Fabrizio Prevedello, la mostra Mani alla Galleria z2o Sara Zanin
z2o Sara Zanin presenta, sabato 24 settembre, Mani, prima mostra personale in galleria di Fabrizio Prevedello, accompagnata da un testo critico di Antonio Grulli.
La ricerca di Fabrizio Prevedello (Padova, 1972), da tempo rivolta all’investigazione del paesaggio e del rapporto con esso, si sviluppa a partire da una vasta gamma di materiali – marmi di recupero, ardesia, onice ma anche cemento armato, vetro e gesso – spesso prelevati direttamente dal paesaggio, in particolare quello delle Alpi Apuane, dove l’artista ha scelto di risiedere. L’approccio di Prevedello alla scultura si nutre delle suggestioni di un passato attualizzato attraverso un’intuizione consapevolmente rivolta alla riconfigurazione dello spazio e, con esso, della percezione dei luoghi che attraversiamo.

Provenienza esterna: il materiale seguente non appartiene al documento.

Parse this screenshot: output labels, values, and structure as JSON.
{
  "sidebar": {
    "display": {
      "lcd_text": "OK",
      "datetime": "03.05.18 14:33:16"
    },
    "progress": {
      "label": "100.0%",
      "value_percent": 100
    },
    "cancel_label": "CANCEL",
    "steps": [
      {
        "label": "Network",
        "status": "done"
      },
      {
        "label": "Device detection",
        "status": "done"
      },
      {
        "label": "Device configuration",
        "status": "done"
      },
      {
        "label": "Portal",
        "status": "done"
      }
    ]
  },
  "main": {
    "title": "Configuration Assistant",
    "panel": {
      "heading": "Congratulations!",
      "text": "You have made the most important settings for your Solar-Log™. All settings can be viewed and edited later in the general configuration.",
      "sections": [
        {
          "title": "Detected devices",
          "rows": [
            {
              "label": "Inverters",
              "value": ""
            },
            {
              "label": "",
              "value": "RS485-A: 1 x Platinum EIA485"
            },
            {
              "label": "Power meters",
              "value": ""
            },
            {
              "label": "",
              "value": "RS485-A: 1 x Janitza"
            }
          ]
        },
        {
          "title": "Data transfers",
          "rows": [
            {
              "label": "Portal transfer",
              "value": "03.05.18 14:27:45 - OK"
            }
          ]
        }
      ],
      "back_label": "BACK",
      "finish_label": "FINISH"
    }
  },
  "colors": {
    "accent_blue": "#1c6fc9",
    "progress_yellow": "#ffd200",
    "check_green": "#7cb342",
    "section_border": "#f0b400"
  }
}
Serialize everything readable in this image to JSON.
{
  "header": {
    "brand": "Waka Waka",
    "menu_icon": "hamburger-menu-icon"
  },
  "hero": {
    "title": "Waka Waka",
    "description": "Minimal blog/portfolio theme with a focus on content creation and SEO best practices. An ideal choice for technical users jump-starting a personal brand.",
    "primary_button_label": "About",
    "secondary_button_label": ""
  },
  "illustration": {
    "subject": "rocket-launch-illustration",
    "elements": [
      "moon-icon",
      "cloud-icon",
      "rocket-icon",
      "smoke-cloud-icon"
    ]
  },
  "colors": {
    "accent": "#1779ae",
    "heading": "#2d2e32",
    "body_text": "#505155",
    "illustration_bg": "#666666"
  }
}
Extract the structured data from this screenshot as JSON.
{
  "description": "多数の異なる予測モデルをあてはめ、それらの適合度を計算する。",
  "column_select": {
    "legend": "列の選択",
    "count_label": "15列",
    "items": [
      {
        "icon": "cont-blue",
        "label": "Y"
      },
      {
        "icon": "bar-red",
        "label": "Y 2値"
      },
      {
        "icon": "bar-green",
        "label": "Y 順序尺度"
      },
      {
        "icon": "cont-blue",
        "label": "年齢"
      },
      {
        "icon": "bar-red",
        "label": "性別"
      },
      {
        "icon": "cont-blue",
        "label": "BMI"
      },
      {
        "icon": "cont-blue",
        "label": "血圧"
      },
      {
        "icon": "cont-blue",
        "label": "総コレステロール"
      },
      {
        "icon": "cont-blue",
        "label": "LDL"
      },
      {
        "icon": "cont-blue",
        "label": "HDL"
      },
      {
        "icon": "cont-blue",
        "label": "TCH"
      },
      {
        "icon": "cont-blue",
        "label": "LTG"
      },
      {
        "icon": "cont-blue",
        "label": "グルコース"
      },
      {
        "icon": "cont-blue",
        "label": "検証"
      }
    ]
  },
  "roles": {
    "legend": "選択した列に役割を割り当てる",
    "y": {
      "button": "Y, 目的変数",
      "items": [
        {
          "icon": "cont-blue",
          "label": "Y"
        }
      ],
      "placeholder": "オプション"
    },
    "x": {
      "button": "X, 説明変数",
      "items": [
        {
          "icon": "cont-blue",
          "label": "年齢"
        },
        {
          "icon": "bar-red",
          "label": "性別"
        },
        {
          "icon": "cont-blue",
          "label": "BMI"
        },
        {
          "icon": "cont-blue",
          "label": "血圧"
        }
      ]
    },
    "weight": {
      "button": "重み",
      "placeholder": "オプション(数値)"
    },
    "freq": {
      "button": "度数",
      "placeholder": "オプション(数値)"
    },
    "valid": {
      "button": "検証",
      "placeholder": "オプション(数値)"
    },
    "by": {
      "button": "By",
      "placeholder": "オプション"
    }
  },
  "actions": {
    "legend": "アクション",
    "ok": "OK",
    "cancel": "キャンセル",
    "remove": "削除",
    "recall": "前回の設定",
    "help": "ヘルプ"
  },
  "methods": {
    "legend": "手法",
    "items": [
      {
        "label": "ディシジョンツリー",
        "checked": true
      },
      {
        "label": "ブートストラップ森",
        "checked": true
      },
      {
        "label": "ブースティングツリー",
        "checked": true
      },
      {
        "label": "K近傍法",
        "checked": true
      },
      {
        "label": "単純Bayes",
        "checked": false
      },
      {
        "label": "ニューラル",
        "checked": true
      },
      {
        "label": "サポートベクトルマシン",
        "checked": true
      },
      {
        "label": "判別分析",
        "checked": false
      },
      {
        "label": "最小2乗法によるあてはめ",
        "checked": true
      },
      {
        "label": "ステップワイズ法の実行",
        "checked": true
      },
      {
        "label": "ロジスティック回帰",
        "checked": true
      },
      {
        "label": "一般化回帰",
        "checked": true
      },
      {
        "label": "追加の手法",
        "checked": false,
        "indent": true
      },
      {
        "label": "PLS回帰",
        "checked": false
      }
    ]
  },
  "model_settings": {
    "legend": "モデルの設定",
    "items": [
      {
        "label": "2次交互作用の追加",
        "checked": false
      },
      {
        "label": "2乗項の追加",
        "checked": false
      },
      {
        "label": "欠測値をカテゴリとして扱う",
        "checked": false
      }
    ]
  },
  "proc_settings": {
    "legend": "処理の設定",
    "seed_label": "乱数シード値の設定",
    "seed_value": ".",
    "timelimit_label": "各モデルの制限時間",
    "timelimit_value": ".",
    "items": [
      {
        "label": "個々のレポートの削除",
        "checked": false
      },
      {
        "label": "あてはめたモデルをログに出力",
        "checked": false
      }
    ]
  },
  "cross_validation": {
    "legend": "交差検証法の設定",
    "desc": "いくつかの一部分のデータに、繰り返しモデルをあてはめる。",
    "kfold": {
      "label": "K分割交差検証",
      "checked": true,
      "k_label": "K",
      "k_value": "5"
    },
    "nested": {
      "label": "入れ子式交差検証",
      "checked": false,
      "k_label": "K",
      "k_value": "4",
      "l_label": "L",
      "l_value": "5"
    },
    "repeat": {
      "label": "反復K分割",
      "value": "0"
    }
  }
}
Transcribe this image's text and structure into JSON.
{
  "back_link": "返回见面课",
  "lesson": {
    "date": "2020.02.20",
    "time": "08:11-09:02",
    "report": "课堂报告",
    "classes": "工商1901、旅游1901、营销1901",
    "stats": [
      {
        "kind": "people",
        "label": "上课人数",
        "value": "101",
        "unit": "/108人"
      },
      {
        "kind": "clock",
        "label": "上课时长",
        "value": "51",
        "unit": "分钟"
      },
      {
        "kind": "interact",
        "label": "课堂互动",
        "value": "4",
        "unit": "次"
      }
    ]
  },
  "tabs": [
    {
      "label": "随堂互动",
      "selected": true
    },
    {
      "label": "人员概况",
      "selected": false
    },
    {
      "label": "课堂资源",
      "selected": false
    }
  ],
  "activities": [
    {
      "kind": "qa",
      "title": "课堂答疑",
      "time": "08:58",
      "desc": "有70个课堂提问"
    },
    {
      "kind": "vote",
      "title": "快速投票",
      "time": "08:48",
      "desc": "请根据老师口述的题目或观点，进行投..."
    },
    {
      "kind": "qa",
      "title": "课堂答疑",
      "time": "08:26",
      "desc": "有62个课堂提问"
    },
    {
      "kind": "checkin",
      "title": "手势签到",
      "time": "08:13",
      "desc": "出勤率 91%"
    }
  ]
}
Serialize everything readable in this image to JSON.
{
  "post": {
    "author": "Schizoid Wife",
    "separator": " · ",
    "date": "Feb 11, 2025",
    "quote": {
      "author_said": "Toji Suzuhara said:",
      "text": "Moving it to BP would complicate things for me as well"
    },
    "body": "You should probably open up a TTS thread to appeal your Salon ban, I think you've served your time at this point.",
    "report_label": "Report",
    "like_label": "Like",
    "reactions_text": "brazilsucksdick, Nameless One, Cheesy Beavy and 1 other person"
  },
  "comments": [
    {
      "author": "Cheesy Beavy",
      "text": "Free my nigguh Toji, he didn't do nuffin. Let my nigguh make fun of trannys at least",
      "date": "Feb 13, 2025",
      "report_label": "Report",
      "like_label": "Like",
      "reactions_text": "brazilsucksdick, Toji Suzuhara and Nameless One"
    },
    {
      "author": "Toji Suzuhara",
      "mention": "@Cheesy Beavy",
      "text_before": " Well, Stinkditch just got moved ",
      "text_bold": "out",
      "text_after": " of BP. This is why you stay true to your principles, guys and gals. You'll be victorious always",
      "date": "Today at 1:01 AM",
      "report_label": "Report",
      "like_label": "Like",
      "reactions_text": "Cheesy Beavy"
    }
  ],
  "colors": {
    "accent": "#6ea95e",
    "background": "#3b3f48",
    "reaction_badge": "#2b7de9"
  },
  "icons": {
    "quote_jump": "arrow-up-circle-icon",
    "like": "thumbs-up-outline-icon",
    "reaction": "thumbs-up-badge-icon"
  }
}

Per Prevedello, paesaggio e architettura intrecciano un rapporto singolare in cui si affacciano le connotazioni simboliche di una natura da intendersi come Genius Loci. Molte sculture nascono a partire da frammenti raccolti nei luoghi che l’artista attraversa camminando; i frammenti vengono combinati, assemblati o isolati, in strutture realizzate con materiali da costruzione, come cemento armato e ferro, dando vita a combinazioni inaspettate di elementi che abitano lo spazio. Il dialogo tra materiali industriali ed elementi naturali si realizza così attraverso un equilibrio, costantemente rimodulato da rapporti di forza, che dà vita a una ricerca rivolta allo spazio e allo spettatore.
Il titolo scelto per la mostra, Mani, reindirizza esplicitamente verso un orizzonte in cui l’abbassamento dello sguardo, rivolto alle estremità degli arti, riporta al centro del discorso la presenza umana e, con essa, l’attenzione verso quell’operosità demiurgica che fa di ogni essere vivente il tramite privilegiato per un nuovo approccio dello sguardo.
Per Prevedello la scultura diventa un dispositivo che riconfigura la visione di un luogo: è così che, per esempio, Cerchio (243), scultura a parete in ferro, marmo e vetro, apre la mostra presentandosi come un vero e proprio dispositivo del vedere, uno spazio, circoscritto da un cerchio dato dalla sovrapposizione di tre poligoni, che idealmente suggerisce una finestra/oblò davanti o dietro a cui siamo posti per un’osservazione privilegiata di ciò che ci circonda. Cerchio è anche un paesaggio che, alla stregua della finestra albertiana, suggerisce una profondità data dalle diverse stratificazioni delle lastre di vetro. Lo spazio, così centrale nella riflessione sulla scultura, in queste opere si costruisce così per giustapposizione di elementi di diversa solidità, allo stesso tempo fragili e resistenti, effimeri, apparentemente precari, in grado di visualizzare l’interrelazione tra narrazioni fisiche e mentali.